I’ve never hesitated about which is my favourite tree. Oaks stand in a class of their own. Their rugged permanence, their cranky growth, their intricate mass of details in crooked shoots, leaves idiosyncratically sculpted, tough little wooden fruit, furrowed grey bark and limbs stretched wide in defiance of gravity all give them a presence no other trees can match.
And after the oak; a second choice? For me it’s the larch, the conifer that sits uneasily in its classification. It’s no softwood; its timber can be hard as horn, element-defying. You can build boats with it. It will grow ramrod-straight to a hundred feet. Its spring leafing is a poem in tender green, its flowering has a Fabergé intricate elegance, its autumn colour glowing yellow. In winter it makes skeletal cathedrals and its seedlings people the forest floor with exquisite soft miniatures.

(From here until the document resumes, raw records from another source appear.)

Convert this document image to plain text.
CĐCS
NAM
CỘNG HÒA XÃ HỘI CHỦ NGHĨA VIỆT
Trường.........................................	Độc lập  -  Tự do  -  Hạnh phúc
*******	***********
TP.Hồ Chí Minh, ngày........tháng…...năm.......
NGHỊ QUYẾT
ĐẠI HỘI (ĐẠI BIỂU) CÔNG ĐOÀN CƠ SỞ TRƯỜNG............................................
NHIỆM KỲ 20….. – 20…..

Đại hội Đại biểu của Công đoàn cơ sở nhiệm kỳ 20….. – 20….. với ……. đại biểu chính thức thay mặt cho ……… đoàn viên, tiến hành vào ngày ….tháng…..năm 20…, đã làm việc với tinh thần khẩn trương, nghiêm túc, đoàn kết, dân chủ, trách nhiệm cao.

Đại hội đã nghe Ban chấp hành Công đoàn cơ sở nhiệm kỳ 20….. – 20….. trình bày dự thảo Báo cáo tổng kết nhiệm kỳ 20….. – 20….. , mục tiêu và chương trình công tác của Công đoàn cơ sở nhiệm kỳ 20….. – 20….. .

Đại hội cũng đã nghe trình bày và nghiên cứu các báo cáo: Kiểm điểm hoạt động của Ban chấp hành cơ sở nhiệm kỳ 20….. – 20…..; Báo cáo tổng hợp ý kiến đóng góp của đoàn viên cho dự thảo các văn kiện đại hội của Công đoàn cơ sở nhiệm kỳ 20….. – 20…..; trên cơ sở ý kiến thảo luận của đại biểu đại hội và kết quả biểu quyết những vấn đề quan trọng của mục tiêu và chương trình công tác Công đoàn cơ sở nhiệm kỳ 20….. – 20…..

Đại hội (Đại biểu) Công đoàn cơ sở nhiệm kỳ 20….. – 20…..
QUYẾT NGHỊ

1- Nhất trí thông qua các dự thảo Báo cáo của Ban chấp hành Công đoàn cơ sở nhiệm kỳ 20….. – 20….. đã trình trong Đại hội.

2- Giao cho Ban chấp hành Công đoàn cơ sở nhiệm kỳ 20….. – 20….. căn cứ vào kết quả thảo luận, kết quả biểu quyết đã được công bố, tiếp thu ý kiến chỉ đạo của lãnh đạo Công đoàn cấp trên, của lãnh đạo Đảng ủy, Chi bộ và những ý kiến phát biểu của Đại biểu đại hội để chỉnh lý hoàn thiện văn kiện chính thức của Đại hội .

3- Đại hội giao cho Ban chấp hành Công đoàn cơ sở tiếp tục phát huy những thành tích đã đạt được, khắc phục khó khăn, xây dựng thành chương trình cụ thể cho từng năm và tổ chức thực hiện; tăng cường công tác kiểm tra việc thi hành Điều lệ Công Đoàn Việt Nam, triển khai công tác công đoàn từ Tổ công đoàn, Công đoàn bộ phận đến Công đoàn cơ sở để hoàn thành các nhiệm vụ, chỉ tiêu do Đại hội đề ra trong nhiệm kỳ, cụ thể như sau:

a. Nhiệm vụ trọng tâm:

When larch was introduced to Britain in King Charles the Second’s time it was greeted with rapture as a plant of infinite potential. John Evelyn rhapsodised about it in his Sylva, and the ancestral larches still stand, like wrinkled grandmothers who have never lost their poise, where their godfather, the Duke of Atholl planted them four hundred years ago. He planted millions of them in the first afforestation of Scotland; they remained the leading forestry tree until the great conifers of the American West began to revolutionise forest planting. The news that a new form of phytophthera has started to kill them is deeply unsettling.